Yeah well, I'm not a doctor or an acupunturist myself so you'll have to accept my explaination as it is. So the last time I went, my doctor was teaching other doctors about acupuncture so my appointment ended up taking 2 hours instead of an hour. I guess I got my money's worth, but I also go too much information. As he slid one of the needles into my left hip area, he says "and this one I'm going to try and slip between the muscle and the bone"...what?...really?...did I need to know that? "and then watch what happens when I move the needle like this"...no really...I don't need to know what you're doing. The needle part of acupuncture doesn't bother me at all...I know the idea of needles bothers some people, but you can't really feel them once they're in. I've done acupuncture before and the needles were in my head to work on an inner ear problem. This is much easier than that until he contracts the muscle...almost jumped off the table that time. And then they leave you in the room to wonder if it's going to contract again. I just pulled out my iPhone and turned on the music and chilled out to that (and managed to take a picture with it too). The doctor thought I was multitasking...but no...working while under the influence of acupuncture is not necessary.

Phew.

Quiznos and Cake

I knew I was going to be working late today, so I took a late lunch. I went to Quiznos...because they have a pepper bar...which I don't use anymore because it's not that good. Quiznos has decent subs, even if they all taste the same...mostly. After Quiznos, I went next door to Coldstone Creamery. I'm not a huge Coldstone Creamery fan, I think it's a bit overrated...however...comma...I've never had their shakes before. The shake I chose was the BEST shake I've ever had. Or, was it cake? Or was it a shake? Oh yes my friends, it was BOTH. It was called a Cake N Shake, not to be confused with Shake N Bake.

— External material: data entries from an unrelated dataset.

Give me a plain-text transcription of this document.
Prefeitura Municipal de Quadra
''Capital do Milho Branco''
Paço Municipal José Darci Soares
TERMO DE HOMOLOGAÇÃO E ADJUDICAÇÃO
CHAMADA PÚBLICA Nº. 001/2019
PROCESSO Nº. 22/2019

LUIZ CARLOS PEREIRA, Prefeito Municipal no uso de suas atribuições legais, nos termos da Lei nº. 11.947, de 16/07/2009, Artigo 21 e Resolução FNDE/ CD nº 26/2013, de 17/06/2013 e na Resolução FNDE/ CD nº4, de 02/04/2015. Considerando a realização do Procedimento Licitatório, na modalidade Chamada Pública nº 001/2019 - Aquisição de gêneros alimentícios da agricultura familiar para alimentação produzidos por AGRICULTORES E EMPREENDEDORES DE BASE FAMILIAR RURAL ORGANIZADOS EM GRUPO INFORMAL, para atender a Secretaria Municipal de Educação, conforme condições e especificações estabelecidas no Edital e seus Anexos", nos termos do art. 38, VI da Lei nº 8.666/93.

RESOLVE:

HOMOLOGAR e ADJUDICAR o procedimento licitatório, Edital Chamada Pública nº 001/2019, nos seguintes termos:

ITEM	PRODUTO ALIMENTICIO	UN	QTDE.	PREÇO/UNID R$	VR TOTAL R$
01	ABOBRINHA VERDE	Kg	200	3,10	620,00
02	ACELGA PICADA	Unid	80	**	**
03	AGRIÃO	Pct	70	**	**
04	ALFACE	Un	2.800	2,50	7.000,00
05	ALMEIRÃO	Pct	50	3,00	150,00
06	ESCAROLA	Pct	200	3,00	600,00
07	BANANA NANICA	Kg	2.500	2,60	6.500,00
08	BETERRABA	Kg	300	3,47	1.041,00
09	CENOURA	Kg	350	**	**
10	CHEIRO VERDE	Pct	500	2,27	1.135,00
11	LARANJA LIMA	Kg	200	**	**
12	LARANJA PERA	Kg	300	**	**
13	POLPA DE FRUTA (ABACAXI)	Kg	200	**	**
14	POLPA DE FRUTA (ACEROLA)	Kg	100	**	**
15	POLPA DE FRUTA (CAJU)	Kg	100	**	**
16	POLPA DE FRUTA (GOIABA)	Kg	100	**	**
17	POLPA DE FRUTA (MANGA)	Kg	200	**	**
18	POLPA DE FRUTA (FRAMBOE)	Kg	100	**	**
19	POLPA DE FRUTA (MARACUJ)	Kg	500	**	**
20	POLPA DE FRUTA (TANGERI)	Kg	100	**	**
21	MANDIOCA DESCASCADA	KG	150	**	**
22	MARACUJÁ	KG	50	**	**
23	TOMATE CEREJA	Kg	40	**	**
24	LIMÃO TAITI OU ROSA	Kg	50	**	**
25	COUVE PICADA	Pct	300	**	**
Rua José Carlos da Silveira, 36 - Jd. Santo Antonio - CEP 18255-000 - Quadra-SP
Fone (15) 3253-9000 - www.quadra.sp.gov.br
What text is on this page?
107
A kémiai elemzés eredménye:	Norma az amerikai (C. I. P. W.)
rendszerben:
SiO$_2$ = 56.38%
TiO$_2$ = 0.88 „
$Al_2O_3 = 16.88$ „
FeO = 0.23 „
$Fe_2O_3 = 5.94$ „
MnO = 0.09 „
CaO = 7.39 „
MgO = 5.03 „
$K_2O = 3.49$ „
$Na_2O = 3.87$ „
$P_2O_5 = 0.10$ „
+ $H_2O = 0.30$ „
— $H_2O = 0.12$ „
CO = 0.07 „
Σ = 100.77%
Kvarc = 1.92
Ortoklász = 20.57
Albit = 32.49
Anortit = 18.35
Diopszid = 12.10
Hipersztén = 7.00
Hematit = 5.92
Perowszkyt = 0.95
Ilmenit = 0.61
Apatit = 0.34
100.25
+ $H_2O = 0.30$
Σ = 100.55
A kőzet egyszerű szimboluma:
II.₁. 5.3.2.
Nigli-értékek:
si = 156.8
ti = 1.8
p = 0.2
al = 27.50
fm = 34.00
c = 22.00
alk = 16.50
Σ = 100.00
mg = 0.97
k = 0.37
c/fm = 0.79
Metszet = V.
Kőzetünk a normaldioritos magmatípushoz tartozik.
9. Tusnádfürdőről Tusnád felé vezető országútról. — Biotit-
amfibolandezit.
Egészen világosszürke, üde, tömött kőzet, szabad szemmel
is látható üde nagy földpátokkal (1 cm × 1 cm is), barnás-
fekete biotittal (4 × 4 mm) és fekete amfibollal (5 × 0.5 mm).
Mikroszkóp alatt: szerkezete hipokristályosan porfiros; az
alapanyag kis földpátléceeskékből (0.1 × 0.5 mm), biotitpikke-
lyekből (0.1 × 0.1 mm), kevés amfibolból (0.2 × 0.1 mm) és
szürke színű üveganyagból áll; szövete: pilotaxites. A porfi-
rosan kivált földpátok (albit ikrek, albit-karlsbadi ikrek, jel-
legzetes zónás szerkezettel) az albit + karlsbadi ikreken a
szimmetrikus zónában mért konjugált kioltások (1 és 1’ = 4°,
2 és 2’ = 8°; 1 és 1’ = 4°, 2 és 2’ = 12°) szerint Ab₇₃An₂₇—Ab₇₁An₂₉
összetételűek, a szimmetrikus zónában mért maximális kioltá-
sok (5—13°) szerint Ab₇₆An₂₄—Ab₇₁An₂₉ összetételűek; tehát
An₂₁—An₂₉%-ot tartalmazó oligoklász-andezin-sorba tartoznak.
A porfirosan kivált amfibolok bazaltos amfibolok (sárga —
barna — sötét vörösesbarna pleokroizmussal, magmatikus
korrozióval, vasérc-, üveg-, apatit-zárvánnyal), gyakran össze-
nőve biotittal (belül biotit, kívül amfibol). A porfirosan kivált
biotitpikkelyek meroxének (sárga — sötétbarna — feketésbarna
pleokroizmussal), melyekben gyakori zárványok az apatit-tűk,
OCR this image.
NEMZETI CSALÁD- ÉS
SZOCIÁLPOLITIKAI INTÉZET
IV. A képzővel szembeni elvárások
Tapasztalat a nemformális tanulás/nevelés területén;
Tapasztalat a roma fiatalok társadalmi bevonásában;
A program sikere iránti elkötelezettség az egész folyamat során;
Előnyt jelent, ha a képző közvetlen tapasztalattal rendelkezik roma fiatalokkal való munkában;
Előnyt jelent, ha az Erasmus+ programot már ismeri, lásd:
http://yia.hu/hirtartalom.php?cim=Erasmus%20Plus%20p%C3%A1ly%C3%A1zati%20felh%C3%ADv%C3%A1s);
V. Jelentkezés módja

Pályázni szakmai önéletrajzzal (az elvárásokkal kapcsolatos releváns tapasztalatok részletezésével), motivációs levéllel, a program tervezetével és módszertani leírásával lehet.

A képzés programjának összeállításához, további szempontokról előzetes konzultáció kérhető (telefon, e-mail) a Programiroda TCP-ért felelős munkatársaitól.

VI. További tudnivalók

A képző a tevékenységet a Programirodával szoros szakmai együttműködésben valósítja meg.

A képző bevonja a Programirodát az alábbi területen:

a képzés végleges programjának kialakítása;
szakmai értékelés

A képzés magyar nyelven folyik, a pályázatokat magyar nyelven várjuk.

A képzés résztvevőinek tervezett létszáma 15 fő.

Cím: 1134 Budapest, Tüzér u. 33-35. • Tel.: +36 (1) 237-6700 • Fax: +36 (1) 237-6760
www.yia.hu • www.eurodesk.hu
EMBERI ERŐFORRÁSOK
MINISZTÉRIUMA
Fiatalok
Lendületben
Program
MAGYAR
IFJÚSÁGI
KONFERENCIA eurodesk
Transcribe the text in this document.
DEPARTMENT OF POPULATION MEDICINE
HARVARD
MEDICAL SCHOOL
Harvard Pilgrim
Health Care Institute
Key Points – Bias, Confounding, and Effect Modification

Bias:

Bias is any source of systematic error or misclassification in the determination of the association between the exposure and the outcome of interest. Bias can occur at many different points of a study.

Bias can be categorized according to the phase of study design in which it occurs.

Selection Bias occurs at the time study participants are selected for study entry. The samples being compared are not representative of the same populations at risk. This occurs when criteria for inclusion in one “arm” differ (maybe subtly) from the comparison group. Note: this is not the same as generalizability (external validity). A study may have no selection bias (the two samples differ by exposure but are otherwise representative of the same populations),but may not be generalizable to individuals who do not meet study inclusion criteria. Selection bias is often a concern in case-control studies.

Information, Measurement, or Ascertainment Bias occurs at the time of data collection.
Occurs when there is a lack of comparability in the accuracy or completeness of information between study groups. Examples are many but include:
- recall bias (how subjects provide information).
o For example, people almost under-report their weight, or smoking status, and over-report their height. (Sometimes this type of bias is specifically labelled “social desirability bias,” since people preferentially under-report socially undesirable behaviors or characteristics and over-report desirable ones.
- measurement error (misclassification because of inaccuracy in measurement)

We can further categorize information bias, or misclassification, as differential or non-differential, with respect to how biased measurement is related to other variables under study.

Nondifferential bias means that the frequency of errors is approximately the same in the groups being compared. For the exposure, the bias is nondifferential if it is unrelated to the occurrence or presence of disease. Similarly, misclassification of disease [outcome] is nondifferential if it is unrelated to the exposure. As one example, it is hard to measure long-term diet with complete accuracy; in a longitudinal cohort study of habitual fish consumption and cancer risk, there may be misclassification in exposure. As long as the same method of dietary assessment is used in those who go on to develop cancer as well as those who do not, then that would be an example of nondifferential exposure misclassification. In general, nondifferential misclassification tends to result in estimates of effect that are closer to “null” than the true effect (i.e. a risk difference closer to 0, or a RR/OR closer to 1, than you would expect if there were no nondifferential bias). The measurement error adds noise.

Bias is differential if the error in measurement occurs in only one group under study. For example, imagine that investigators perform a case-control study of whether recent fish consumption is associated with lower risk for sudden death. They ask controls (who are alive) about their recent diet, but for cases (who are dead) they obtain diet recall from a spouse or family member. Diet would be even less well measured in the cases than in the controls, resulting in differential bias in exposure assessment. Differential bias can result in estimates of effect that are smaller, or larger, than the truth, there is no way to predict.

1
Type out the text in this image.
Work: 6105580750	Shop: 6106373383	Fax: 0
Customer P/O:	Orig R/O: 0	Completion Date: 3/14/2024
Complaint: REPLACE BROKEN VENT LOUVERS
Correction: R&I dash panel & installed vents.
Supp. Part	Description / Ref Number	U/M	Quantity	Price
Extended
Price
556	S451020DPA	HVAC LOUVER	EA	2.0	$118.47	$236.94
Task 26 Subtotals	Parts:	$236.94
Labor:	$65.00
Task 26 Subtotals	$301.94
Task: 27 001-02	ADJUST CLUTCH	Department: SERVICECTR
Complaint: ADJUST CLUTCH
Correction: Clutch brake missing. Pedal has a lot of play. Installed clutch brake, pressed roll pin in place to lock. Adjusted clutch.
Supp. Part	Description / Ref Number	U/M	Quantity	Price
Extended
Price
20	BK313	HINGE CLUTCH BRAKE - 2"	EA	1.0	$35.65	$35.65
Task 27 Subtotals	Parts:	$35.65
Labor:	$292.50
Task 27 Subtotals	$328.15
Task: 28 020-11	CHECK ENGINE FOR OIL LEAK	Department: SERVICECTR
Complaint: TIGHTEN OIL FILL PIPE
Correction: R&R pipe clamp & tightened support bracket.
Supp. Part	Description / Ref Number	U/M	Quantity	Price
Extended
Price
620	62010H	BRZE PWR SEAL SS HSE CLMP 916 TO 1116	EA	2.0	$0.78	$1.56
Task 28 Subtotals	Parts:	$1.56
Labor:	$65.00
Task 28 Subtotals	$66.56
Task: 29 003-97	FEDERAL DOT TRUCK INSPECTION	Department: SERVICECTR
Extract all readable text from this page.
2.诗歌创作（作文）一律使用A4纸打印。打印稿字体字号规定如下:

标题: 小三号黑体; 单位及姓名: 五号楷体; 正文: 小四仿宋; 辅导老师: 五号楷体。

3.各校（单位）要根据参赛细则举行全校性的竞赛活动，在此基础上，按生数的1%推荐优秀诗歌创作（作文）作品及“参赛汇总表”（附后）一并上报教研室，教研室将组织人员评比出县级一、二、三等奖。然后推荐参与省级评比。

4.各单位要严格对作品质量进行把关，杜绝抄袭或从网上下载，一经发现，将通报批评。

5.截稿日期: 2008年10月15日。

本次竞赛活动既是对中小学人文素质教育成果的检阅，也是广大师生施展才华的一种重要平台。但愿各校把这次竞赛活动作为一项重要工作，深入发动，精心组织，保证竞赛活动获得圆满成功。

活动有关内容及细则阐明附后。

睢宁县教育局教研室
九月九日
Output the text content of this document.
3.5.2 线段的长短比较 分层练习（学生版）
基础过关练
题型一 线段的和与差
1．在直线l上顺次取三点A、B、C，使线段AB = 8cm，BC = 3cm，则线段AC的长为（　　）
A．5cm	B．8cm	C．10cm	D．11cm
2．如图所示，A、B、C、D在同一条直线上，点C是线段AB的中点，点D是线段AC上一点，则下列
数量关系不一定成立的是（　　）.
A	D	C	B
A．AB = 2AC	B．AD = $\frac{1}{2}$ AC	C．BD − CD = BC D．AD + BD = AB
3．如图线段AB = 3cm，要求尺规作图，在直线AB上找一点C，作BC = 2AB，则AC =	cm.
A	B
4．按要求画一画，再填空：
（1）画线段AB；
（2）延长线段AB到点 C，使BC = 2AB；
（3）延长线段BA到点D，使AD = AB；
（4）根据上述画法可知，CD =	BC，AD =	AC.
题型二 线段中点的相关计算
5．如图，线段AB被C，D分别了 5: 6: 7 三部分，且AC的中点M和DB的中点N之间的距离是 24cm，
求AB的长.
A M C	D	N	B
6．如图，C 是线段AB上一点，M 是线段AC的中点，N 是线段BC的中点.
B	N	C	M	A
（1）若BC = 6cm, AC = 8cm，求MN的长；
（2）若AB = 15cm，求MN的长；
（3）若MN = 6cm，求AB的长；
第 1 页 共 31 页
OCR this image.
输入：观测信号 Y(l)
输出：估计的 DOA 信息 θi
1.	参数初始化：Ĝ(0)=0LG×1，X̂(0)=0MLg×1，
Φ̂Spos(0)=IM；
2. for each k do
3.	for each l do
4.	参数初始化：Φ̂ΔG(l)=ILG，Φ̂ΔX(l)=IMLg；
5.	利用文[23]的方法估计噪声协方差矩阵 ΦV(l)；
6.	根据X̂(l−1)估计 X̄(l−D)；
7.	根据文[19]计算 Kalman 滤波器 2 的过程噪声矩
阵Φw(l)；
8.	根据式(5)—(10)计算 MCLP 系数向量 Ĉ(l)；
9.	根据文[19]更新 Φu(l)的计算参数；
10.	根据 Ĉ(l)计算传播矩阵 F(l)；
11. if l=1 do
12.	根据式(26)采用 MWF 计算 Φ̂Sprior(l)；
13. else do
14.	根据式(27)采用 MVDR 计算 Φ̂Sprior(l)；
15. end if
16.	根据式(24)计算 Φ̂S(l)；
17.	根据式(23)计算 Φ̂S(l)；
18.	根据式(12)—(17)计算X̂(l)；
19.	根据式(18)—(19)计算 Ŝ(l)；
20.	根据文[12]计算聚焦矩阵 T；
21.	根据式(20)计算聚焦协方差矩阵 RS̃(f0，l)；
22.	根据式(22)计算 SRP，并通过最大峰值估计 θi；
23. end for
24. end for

It literally is...a shake, made from cake batter ice cream...and it has cake in it. REAL pieces of crumply good, moist and delicious CAKE blended within it. A big old cup of cake. If you've never tried this, you should go out to your nearest Coldstone and get a Cake N Shake. Wow...I still feel sick 8 hours later. And I wasn't hungry for dinner either. Go figure. I had CAKE.

They're Doing WHAT???

OK...I don't know anything about science, but I heard this morning that there's some sort of particle collider being turned on in Europe today that could "potentially" create a black hole and destroy the Earth and that some countries are against it. Seriously...here's the article if you're like me and you live in a black hole where news is concerned.

http://www.cnn.com/2008/TECH/09/10/lhc.collider/index.html

Now, don't get me wrong...I'm all for advancement...and Bidiak is telling me I'm wrong to care, and that he wants to stand in the waves and get mutant powers like the X-Men....but who the hell gives permission for something like this? Here are a bunch of people cheering for it:

They won't be cheering when a black hole is created and swallows them. Isn't this like playing Russian Roulette with the Earth? Or maybe I'm just having a little fun being dramatic, because as I said in the beinning, I don't care about science, but this did give me something to post this morning. Thanks killers of the Earth for letting me provide some entertainment on a Tuesday morning.